Algo extraordinario está ocurriendo, y eso perturba a mucha gente. Puede incluso asustar a quienes habían relegado la religión a la insignificancia. Los escépticos temen esta realidad que no pueden definir y que viene a perturbar su comodidad.
El toque divino
Todo indica que Dios actúa en la historia, tocando directamente las almas más improbables en los contextos más secularizados, llamándolas a rechazar las filosofías modernas y posmodernas que, sin embargo, habían abrazado.
En su obra autobiográfica En route, el escritor del siglo XIX J.-K. Huysmans describe la escena en la que el protagonista, Durtal —escritor liberal y libertino—, confía su pesada carga moral a un anciano sacerdote lleno de sabiduría. Cuenta que acudió solo a la iglesia, sin guía, tras contemplar su sublime belleza. El sacerdote se queda estupefacto.

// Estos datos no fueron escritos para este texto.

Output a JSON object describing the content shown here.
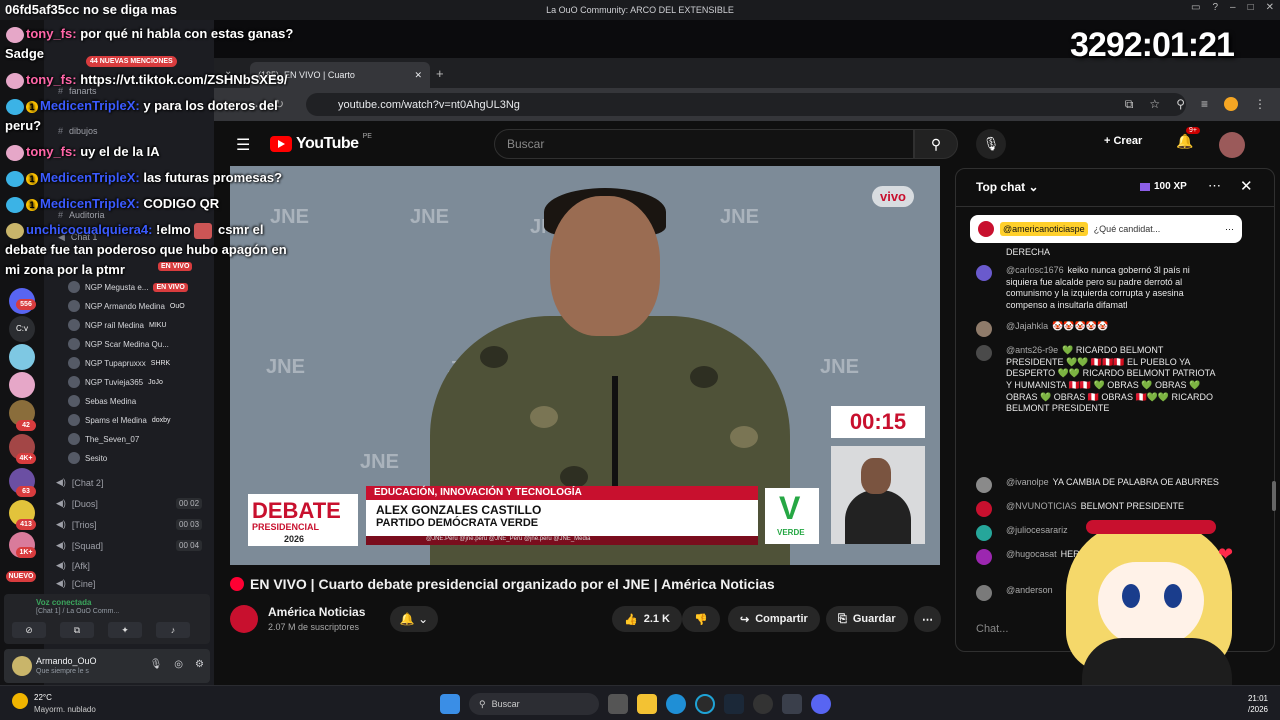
{
  "window": {
    "title": "La OuO Community: ARCO DEL EXTENSIBLE"
  },
  "overlay": {
    "header": "06fd5af35cc no se diga mas",
    "timer": "3292:01:21",
    "mentions": "44 NUEVAS MENCIONES",
    "lines": [
      {
        "user": "tony_fs:",
        "text": "por qué ni habla con estas ganas?"
      },
      {
        "user": "",
        "text": "Sadge"
      },
      {
        "user": "tony_fs:",
        "text": "https://vt.tiktok.com/ZSHNbSXE9/"
      },
      {
        "user": "MedicenTripleX:",
        "text": "y para los doteros del"
      },
      {
        "user": "",
        "text": "peru?"
      },
      {
        "user": "tony_fs:",
        "text": "uy el de la IA"
      },
      {
        "user": "MedicenTripleX:",
        "text": "las futuras promesas?"
      },
      {
        "user": "MedicenTripleX:",
        "text": "CODIGO QR"
      },
      {
        "user": "unchicocualquiera4:",
        "text": "!elmo"
      },
      {
        "user": "",
        "text": "csmr el"
      },
      {
        "user": "",
        "text": "debate fue tan poderoso que hubo apagón en"
      },
      {
        "user": "",
        "text": "mi zona por la ptmr"
      }
    ]
  },
  "discord": {
    "channels": [
      "fanarts",
      "dibujos",
      "Auditoria",
      "Chat 1"
    ],
    "live_label": "EN VIVO",
    "voice_users": [
      {
        "name": "NGP Megusta e...",
        "tag": "EN VIVO"
      },
      {
        "name": "NGP Armando Medina",
        "tag": "OuO"
      },
      {
        "name": "NGP raíl Medina",
        "tag": "MIKU"
      },
      {
        "name": "NGP Scar Medina Qu...",
        "tag": ""
      },
      {
        "name": "NGP Tupapruxxx",
        "tag": "SHRK"
      },
      {
        "name": "NGP Tuvieja365",
        "tag": "JoJo"
      },
      {
        "name": "Sebas Medina",
        "tag": ""
      },
      {
        "name": "Spams el Medina",
        "tag": "doxby"
      },
      {
        "name": "The_Seven_07",
        "tag": ""
      },
      {
        "name": "Sesito",
        "tag": ""
      }
    ],
    "voice_channels": [
      {
        "name": "[Chat 2]",
        "count": ""
      },
      {
        "name": "[Duos]",
        "count": "00 02"
      },
      {
        "name": "[Trios]",
        "count": "00 03"
      },
      {
        "name": "[Squad]",
        "count": "00 04"
      },
      {
        "name": "[Afk]",
        "count": ""
      },
      {
        "name": "[Cine]",
        "count": ""
      }
    ],
    "server_badges": [
      "556",
      "C:v",
      "42",
      "4K+",
      "63",
      "413",
      "1K+",
      "NUEVO"
    ],
    "voice_connected": "Voz conectada",
    "voice_channel_path": "[Chat 1] / La OuO Comm...",
    "user": {
      "name": "Armando_OuO",
      "status": "Que siempre le s"
    }
  },
  "chrome": {
    "tab_count": "(185)",
    "tab_title": "EN VIVO | Cuarto",
    "url": "youtube.com/watch?v=nt0AhgUL3Ng"
  },
  "youtube": {
    "logo": "YouTube",
    "country": "PE",
    "search_placeholder": "Buscar",
    "create_label": "Crear",
    "notif_count": "9+",
    "video": {
      "live_badge": "vivo",
      "watermark": "JNE",
      "countdown": "00:15",
      "lower_band": "EDUCACIÓN, INNOVACIÓN Y TECNOLOGÍA",
      "name": "ALEX GONZALES CASTILLO",
      "party": "PARTIDO DEMÓCRATA VERDE",
      "ticker": "@JNE.Peru   @jne.peru   @JNE_Peru   @jne.peru   @JNE_Media",
      "debate_logo_big": "DEBATE",
      "debate_logo_sub": "PRESIDENCIAL",
      "debate_year": "2026",
      "party_logo_letter": "V",
      "party_logo_text": "VERDE"
    },
    "title": "EN VIVO | Cuarto debate presidencial organizado por el JNE | América Noticias",
    "channel": {
      "name": "América Noticias",
      "subs": "2.07 M de suscriptores"
    },
    "actions": {
      "likes": "2.1 K",
      "share": "Compartir",
      "save": "Guardar"
    },
    "chat": {
      "header": "Top chat",
      "xp": "100 XP",
      "pinned_handle": "@americanoticiaspe",
      "pinned_text": "¿Qué candidat...",
      "input_placeholder": "Chat...",
      "messages": [
        {
          "author": "",
          "text": "DERECHA"
        },
        {
          "author": "@carlosc1676",
          "text": "keiko nunca gobernó 3l país ni siquiera fue alcalde pero su padre derrotó al comunismo y la izquierda corrupta y asesina compenso a insultarla difamatl"
        },
        {
          "author": "@Jajahkla",
          "text": "🤡🤡🤡🤡🤡"
        },
        {
          "author": "@ants26-r9e",
          "text": "💚 RICARDO BELMONT PRESIDENTE 💚💚 🇵🇪🇵🇪🇵🇪 EL PUEBLO YA DESPERTO 💚💚 RICARDO BELMONT PATRIOTA Y HUMANISTA 🇵🇪🇵🇪 💚 OBRAS 💚 OBRAS 💚 OBRAS 💚 OBRAS 🇵🇪 OBRAS 🇵🇪💚💚 RICARDO BELMONT PRESIDENTE"
        },
        {
          "author": "@ivanolpe",
          "text": "YA CAMBIA DE PALABRA OE ABURRES"
        },
        {
          "author": "@NVUNOTICIAS",
          "text": "BELMONT PRESIDENTE"
        },
        {
          "author": "@juliocesarariz",
          "text": ""
        },
        {
          "author": "@hugocasat",
          "text": "HERMANO"
        },
        {
          "author": "@anderson",
          "text": ""
        }
      ]
    }
  },
  "taskbar": {
    "temp": "22°C",
    "weather": "Mayorm. nublado",
    "search": "Buscar",
    "time": "21:01",
    "date": "/2026"
  },
  "colors": {
    "yt_red": "#ff0000",
    "jne_red": "#c8102e",
    "discord_green": "#3ba55d",
    "accent_blue": "#3b5bff"
  }
}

«La forma en que se ha producido su conversión no me deja ninguna duda. Ha habido lo que el misticismo llama el toque divino. Y fíjese en esto: Dios ha prescindido de toda intervención humana, incluso de la de un sacerdote, para devolverle al camino que había abandonado hace más de veinte años. »
Quizá sea esto lo que temen los escépticos: ese toque divino, independiente de las mediaciones humanas, que lo transforma todo.
La perspectiva de esta acción divina puede asustar a quienes se han entregado al pecado y a las pasiones, cuando tienen ante sí a un Dios amoroso que solo desea su bien.
En un mundo liberal organizado como si Dios no existiera, ese toque divino no encuentra su lugar. No se puede explicar. No debería existir.
Y, sin embargo, como descubrieron los escépticos romanos, puede cambiar el mundo.